SCP-Gegner unter der Lupe Warum es bei Paderborns Pokal-Gegner Union Berlin so steil nach oben geht

Im Sommer 2019 stiegen der SCP und Eisern Union gemeinsam in die 1. Liga auf. Doch mittlerweile sind die Berliner den Ostwestfalen enteilt. Am Dienstag kommt es im DFB-Pokal zum direkten Duell.

Frank Beineke
22.12.2020 | Stand 21.12.2020, 18:11 Uhr

Berlin/Paderborn. Steffen Baumgarts Verbundenheit zum 1. FC Union Berlin ist hinlänglich bekannt.

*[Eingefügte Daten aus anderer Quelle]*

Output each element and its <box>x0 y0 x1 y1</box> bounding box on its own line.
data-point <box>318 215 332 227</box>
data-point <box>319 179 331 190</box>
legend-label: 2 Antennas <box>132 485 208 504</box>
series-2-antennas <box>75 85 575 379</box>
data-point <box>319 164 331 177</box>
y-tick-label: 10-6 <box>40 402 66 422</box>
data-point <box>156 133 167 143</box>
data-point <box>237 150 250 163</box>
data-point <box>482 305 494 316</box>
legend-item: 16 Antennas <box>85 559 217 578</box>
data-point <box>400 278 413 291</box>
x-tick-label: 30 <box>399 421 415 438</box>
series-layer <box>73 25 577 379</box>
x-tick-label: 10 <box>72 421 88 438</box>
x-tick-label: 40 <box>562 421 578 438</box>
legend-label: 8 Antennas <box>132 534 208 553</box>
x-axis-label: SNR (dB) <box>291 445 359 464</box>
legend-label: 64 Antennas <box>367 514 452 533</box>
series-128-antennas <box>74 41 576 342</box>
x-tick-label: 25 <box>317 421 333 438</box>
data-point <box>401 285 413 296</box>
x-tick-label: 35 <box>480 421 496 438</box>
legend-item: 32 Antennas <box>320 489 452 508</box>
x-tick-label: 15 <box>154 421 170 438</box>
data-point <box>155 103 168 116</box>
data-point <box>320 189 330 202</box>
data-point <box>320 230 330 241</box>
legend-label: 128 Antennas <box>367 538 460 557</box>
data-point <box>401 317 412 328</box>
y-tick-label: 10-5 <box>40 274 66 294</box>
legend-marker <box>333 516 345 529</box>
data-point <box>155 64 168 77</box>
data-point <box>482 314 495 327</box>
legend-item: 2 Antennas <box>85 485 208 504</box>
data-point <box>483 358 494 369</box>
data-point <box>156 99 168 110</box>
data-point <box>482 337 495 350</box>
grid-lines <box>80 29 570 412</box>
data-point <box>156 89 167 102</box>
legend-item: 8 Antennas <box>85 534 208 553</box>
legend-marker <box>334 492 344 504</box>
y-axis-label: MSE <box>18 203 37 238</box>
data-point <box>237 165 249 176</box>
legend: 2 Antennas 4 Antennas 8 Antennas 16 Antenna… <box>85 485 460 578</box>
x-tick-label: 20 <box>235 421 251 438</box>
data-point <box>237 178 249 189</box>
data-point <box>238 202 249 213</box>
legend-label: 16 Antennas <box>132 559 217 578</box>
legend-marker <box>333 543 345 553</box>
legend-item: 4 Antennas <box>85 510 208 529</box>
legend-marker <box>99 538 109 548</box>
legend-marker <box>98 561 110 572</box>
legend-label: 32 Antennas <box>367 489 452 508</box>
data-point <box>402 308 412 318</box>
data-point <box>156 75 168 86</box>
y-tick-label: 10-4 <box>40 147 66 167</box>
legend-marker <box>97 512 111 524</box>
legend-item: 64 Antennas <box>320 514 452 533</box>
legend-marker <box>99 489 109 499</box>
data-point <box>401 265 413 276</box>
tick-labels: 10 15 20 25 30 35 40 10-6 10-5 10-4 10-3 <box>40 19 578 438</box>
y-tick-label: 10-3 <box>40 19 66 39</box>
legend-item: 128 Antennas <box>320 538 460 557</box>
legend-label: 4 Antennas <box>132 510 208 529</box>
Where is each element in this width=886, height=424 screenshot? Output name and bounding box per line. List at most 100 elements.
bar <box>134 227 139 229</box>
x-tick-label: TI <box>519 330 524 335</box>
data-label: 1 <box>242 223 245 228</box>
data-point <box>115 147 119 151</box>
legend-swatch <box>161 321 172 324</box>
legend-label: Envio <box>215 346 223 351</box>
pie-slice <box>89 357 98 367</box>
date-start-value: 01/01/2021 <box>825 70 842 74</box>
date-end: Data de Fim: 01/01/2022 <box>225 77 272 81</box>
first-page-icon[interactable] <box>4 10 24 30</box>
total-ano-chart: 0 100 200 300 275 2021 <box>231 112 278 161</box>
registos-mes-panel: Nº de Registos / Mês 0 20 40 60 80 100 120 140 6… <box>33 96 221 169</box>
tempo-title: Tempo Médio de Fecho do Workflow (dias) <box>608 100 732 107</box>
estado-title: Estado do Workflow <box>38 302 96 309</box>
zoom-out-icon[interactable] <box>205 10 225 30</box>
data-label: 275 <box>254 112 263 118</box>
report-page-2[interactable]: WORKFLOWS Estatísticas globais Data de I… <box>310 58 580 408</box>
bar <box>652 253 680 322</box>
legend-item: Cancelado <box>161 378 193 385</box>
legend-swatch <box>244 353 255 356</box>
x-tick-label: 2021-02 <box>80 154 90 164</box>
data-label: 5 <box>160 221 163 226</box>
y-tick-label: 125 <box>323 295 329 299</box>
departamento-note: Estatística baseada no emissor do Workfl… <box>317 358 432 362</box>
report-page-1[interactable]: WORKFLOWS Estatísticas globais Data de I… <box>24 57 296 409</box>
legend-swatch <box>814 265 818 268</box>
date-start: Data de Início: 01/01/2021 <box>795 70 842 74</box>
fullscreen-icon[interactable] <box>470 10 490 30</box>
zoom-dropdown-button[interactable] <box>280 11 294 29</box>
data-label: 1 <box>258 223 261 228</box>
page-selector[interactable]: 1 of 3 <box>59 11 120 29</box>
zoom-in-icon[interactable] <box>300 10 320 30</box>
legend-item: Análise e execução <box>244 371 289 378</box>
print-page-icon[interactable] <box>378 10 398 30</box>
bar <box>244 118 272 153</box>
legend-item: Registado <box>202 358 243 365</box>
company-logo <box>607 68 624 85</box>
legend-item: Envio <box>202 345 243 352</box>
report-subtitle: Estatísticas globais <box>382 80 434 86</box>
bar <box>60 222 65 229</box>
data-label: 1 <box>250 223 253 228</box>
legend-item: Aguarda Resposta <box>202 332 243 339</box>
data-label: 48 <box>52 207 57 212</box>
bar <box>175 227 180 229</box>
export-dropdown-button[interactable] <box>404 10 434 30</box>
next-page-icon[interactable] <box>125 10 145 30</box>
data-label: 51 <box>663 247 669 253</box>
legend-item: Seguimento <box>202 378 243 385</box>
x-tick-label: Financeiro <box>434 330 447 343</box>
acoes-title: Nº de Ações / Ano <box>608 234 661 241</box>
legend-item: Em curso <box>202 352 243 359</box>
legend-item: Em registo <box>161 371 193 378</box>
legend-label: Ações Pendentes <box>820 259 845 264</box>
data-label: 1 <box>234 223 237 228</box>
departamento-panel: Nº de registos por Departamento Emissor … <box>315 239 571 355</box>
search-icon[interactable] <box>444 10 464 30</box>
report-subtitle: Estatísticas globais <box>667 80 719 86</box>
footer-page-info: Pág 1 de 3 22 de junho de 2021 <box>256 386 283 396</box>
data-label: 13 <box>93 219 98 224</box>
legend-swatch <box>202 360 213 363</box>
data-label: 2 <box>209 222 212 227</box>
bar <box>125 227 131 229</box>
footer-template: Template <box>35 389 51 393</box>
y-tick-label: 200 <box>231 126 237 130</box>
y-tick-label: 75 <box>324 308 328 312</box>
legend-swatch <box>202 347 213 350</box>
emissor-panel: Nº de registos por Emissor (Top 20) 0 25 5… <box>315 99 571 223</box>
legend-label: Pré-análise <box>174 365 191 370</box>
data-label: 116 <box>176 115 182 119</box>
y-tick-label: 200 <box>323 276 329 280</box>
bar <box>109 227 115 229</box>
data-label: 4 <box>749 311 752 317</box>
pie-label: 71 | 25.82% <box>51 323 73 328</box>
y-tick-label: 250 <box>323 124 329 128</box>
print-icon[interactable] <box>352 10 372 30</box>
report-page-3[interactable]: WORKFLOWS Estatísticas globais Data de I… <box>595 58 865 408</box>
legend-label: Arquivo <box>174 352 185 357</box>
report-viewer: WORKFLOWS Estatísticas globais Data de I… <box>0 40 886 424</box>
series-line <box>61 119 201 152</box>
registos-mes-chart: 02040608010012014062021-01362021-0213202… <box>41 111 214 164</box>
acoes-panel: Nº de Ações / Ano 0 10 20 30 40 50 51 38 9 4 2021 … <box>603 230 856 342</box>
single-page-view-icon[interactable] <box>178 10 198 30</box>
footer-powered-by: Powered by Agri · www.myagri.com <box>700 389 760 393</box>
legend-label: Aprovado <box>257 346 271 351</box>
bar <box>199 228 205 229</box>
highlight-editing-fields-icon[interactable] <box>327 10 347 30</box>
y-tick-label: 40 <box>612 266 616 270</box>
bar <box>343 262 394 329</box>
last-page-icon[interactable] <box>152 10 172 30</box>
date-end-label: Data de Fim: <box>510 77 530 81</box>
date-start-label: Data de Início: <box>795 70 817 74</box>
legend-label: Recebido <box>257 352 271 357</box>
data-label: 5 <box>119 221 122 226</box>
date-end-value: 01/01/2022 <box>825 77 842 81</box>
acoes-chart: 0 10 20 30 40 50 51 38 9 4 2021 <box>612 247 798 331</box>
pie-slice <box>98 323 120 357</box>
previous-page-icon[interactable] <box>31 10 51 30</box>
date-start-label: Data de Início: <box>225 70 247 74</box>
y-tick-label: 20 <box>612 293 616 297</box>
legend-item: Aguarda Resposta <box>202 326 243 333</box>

Zwar kickte der ehemalige Bundesliga-Stürmer zwischen 2002 und 2004 nur zwei Jahre lang für "Eisern Union", doch in dieser Zeit sollte der gebürtige Rostocker sein Herz an den Kultklub aus Köpenick verlieren. Baumgart ist Union-Mitglied, wohnt mit seiner Familie in der Nähe der Alten Försterei und verfolgt den Weg der Eisernen stets intensiv. "Dieser Verein entwickelt sich seit 12, 13 Jahren stetig nach vorne. Und zuletzt zeigte die Kurve steil nach oben", urteilt Steffen Baumgart, der an diesem Dienstag, 22. Dezember, mit dem SC Paderborn in der 2. Runde des DFB-Pokals beim 1. FC Union gastiert.